As for the campaign itself, Elliott said she enjoys the campaign trail for the interaction it gives her with the electorate. Even though, she confesses, that has taken on a radically different look in 2020.
“When I get to campaign, one of the things I like is getting out and getting to talk to people,” she said. “The biggest change that we’ve had, of course, is COVID; we have to do things either by phone, by Zoom or whatever. That’s a huge change, but we have figured out things to get out and to be among people.
“We started doing what we call drive-in rallies where people show up and I get a chance to walk around to their cars, their pick-up trucks, in some cases motorcycles, and just have conversations. We can have them at a distance and all that. We held one in Little Rock where we used a short-form radio station because we had 500 or so people at that one. It’s fun doing that.”
What’s not been fun is the steady stream of ads painting her as a social radical, which she chalks up to desperation on the part of her opponent.
“I grew up in Willisville, Arkansas, in Southwest Arkansas with 152 people, went through the issue of integrating that school, and I could have had every reason in the world to come out of that with hate,” she said. “But I came out with a very different lesson, what I call a unity tour, for the rest of my life. I start out with the news that there may be all kind of issues between us, but we have to work together. That’s the story of my life.”

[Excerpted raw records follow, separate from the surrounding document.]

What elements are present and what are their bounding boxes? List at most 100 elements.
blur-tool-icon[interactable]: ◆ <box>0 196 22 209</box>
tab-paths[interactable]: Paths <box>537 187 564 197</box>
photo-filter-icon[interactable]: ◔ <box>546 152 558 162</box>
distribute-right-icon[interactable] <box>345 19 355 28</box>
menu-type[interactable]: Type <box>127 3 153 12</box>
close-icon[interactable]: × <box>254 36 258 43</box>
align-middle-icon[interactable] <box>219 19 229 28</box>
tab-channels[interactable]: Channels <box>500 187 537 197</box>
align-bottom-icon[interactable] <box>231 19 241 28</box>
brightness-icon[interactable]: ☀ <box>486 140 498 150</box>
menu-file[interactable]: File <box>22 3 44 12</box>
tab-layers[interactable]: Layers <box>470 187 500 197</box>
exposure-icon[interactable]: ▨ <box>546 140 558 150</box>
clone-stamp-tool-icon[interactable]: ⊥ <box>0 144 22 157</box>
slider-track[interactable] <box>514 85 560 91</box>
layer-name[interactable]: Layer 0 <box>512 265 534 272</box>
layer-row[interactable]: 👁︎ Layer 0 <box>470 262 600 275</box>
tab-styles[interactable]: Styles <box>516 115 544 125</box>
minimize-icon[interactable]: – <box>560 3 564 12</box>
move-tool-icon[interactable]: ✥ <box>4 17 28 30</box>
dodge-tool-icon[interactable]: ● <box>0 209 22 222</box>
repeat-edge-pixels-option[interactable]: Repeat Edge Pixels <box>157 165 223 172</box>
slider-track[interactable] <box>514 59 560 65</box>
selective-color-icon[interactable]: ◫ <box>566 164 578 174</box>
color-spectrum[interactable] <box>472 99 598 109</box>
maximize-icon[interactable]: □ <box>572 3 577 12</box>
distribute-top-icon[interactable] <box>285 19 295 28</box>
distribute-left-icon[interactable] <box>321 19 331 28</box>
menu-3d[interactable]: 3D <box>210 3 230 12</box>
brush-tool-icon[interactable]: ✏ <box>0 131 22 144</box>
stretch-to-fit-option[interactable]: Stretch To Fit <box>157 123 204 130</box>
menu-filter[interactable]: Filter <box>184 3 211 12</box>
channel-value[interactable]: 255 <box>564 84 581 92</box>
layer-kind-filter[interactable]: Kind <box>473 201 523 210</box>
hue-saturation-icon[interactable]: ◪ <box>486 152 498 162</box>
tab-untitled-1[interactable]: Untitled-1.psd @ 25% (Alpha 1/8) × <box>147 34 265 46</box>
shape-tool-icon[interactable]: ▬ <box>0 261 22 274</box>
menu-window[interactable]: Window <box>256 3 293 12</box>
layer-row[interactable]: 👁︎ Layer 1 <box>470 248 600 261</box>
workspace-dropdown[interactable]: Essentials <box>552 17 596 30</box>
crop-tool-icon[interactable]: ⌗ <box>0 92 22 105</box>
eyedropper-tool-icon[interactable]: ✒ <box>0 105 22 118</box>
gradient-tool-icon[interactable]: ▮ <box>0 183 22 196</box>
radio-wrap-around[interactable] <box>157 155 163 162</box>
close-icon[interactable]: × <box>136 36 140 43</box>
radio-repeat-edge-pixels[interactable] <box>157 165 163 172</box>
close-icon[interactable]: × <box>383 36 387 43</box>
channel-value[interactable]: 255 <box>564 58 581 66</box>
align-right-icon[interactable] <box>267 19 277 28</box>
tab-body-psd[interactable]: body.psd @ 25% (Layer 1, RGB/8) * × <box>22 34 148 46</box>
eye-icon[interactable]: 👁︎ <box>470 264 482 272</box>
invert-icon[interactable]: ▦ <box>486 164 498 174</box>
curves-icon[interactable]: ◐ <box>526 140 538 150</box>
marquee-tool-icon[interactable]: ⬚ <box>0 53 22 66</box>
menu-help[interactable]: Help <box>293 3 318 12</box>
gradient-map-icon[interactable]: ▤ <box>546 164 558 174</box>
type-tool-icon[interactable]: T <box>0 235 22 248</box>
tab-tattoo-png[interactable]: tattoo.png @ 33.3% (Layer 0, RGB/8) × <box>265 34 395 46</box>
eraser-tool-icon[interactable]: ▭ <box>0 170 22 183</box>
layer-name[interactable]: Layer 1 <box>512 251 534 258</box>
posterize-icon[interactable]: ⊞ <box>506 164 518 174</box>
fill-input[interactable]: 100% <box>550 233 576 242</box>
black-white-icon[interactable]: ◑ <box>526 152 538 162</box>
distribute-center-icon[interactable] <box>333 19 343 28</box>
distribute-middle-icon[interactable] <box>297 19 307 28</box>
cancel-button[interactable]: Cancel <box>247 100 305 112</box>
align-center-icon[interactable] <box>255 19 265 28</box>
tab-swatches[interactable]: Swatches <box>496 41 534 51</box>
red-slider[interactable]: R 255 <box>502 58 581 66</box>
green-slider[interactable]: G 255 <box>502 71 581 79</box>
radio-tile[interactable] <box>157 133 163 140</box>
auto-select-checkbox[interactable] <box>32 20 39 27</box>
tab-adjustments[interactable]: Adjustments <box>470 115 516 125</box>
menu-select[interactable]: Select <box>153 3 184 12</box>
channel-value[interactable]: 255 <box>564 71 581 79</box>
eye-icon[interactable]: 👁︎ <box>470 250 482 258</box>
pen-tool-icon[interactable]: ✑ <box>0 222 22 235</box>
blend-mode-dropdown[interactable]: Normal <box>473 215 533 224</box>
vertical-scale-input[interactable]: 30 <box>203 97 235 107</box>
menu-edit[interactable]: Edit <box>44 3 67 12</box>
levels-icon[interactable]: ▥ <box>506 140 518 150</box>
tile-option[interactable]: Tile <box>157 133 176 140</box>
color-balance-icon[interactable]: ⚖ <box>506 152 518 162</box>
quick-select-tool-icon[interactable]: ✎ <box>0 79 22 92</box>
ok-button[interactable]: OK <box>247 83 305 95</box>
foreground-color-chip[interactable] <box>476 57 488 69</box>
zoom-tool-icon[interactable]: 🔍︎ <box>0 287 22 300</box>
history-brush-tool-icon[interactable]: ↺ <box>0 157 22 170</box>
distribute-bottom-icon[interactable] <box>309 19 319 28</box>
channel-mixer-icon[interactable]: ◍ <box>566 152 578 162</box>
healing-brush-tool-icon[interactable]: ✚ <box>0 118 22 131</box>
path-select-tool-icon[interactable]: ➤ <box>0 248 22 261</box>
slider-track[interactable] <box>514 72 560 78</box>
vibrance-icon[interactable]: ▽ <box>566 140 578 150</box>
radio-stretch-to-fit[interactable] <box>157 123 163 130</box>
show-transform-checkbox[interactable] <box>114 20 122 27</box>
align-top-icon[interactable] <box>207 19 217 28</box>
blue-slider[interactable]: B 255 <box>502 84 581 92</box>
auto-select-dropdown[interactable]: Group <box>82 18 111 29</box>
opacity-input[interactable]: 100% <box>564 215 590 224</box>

“I’m not a sacrificial lamb, but I put myself out there because I believe in Arkansas and I believe things can be better for us in Washington. We don’t have to be so divisive. We can lower health care costs. We can have a fairer tax system. And we can have a world class education in a country that is defined by a justice system that is equal and fair to everybody. We can do this. But we have to have a person committed to uniting, not one who will use division just because that’s a convenient thing to do to get reelected.”